DeepMind: https://deepmind.google/blog/advanced-version-of-gemini-with... "we additionally trained this version of Gemini on novel reinforcement learning techniques that can leverage more multi-step reasoning, problem-solving and theorem-proving data. We also provided Gemini with access to a curated corpus of high-quality solutions to mathematics problems, and added some general hints and tips on how to approach IMO problems to its instructions."
- simianwords 2 hours ago
  
  https://x.com/sama/status/1946569252296929727
  >we achieved gold medal level performance on the 2025 IMO competition with a general-purpose reasoning system! to emphasize, this is an LLM doing math and not a specific formal math system; it is part of our main push towards general intelligence.
  asterisks mine
  - yorwba 2 hours ago
    
    DeepSeekMath-V2 is also an LLM doing math and not a specific formal math system.
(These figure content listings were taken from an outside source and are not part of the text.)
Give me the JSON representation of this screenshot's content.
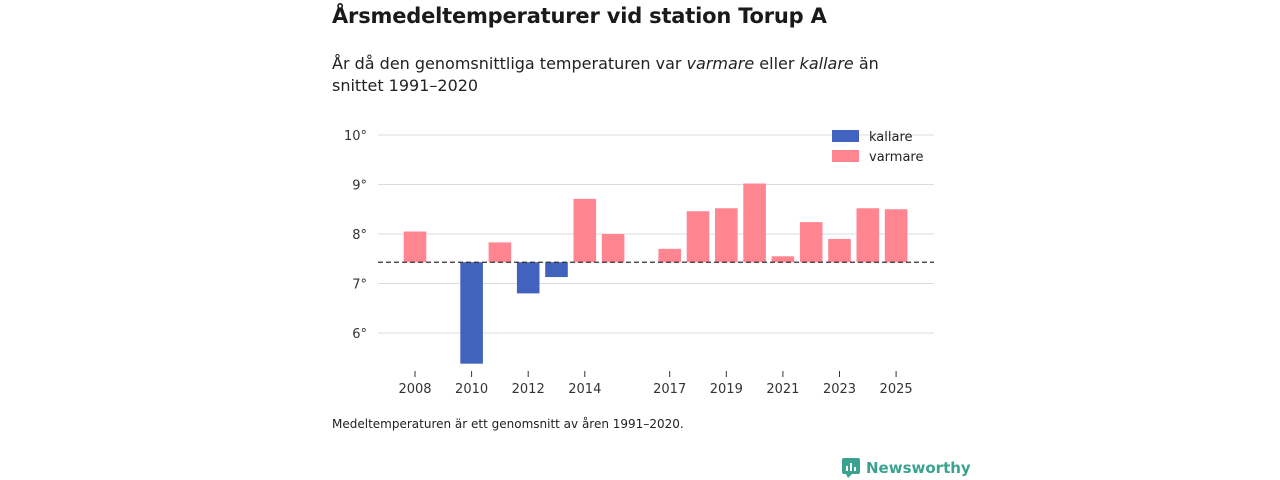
{
  "title": "Årsmedeltemperaturer vid station Torup A",
  "subtitle": {
    "pre": "År då den genomsnittliga temperaturen var ",
    "warm": "varmare",
    "mid": " eller ",
    "cold": "kallare",
    "post": " än snittet 1991–2020"
  },
  "footnote": "Medeltemperaturen är ett genomsnitt av åren 1991–2020.",
  "brand": "Newsworthy",
  "colors": {
    "colder": "#4263bd",
    "warmer": "#ff8590",
    "brand": "#3aa38f"
  },
  "chart_data": {
    "type": "bar",
    "baseline": 7.43,
    "ylim": [
      5.35,
      10.1
    ],
    "yticks": [
      6,
      7,
      8,
      9,
      10
    ],
    "ytick_labels": [
      "6°",
      "7°",
      "8°",
      "9°",
      "10°"
    ],
    "xticks": [
      2008,
      2010,
      2012,
      2014,
      2017,
      2019,
      2021,
      2023,
      2025
    ],
    "xtick_labels": [
      "2008",
      "2010",
      "2012",
      "2014",
      "2017",
      "2019",
      "2021",
      "2023",
      "2025"
    ],
    "xlim": [
      2007,
      2026
    ],
    "legend": [
      {
        "key": "colder",
        "label": "kallare"
      },
      {
        "key": "warmer",
        "label": "varmare"
      }
    ],
    "series": [
      {
        "year": 2008,
        "value": 8.05
      },
      {
        "year": 2010,
        "value": 5.38
      },
      {
        "year": 2011,
        "value": 7.83
      },
      {
        "year": 2012,
        "value": 6.8
      },
      {
        "year": 2013,
        "value": 7.13
      },
      {
        "year": 2014,
        "value": 8.71
      },
      {
        "year": 2015,
        "value": 8.0
      },
      {
        "year": 2017,
        "value": 7.7
      },
      {
        "year": 2018,
        "value": 8.46
      },
      {
        "year": 2019,
        "value": 8.52
      },
      {
        "year": 2020,
        "value": 9.02
      },
      {
        "year": 2021,
        "value": 7.55
      },
      {
        "year": 2022,
        "value": 8.24
      },
      {
        "year": 2023,
        "value": 7.9
      },
      {
        "year": 2024,
        "value": 8.52
      },
      {
        "year": 2025,
        "value": 8.5
      }
    ]
  }
}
What interpretation of "general purpose" were you using where one of them is "general purpose" and the other isn't?
    
    simianwords an hour ago
    
    This model can’t be used for say questions on biology or history.
    
    yorwba an hour ago
    
    How do you know how well OpenAI's unreleased experimental model does on biology or history questions?
- simianwords 3 hours ago
  
  Not true
mangolie 4 hours ago

https://x.com/deepseek_ai/status/1995452646459858977
Boom
- andy12_ 2 hours ago
  
  Do note that that is a different model. The one we are talking about here, DeepSeekMath-V2, is indeed overcooked with math RL. It's so eager to solve math problems, that it even comes up with random ones if you prompt it with "Hello".
  https://x.com/AlpinDale/status/1994324943559852326?s=20
- yorwba 3 hours ago
  
  That's a different model: https://huggingface.co/deepseek-ai/DeepSeek-V3.2-Speciale
- simianwords 4 hours ago
  
  Oh you may be correct. Are these models general purpose or fine tuned for mathematics?

terespuwash 6 hours ago

Why isn’t OpenAI’s gold medal-winning model available to the public yet?

esafak 2 hours ago

'coz it was for advertisement. They'll roll their lessons into the next general purpose model.

H8crilA 5 hours ago

How do you run this kind of a model at home? On a CPU on a machine that has about 1TB of RAM?

pixelpoet 4 hours ago

Wow, it's 690GB of downloaded data, so yeah, 1TB sounds about right. Not even my two Strix Halo machines paired can do this, damn.
bertili 3 hours ago

Two 512GB Mac Studios connected with thunderbolt 5.
Gracana 4 hours ago

You can do it slowly with ik_llama.cpp, lots of RAM, and one good GPU. Also regular llama.cpp, but the ik fork has some enhancements that make this sort of thing more tolerable.

letmetweakit 4 hours ago

Does anyone know if this will become available on OpenRouter?

sschueller 5 hours ago

How is OpenAI going to be able to serve ads in chatgpt without everyone immediately jumping ship to another model?

Coffeewine 5 hours ago

I suppose the hope is that they don’t, and we wind up with commodity frontier models from multiple providers at market rates.
miroljub 5 hours ago

I don't care about OpenAI even if they don't serve ads.
I can't trust any of their output until they become honest enough to change their name to CloseAI.
PunchyHamster 3 hours ago

by having datacenters with GPUs and API everyone uses.
So they are either earning money directly or on the API calls.
Now, competition can come and compete on that, but they will probably still be the first choice for foreseeable future
KeplerBoy 4 hours ago

Google served ads for decades and no one ever jumped ship to another search engine.
- sschueller 4 hours ago
  
  Because Google gave the best results for a long time.
  - PunchyHamster 3 hours ago
    
    and now, when they are not, everyone else's results are also pretty terrible...
- bootsmann 4 hours ago
  
  They pay $30bn (more than OpenAIs lifetime revenue) each year to make sure noone does.
  - KeplerBoy 34 minutes ago
    
    What are you referring to?
dist-epoch 4 hours ago

The same way people stayed on Google despite DuckDuckGo existing.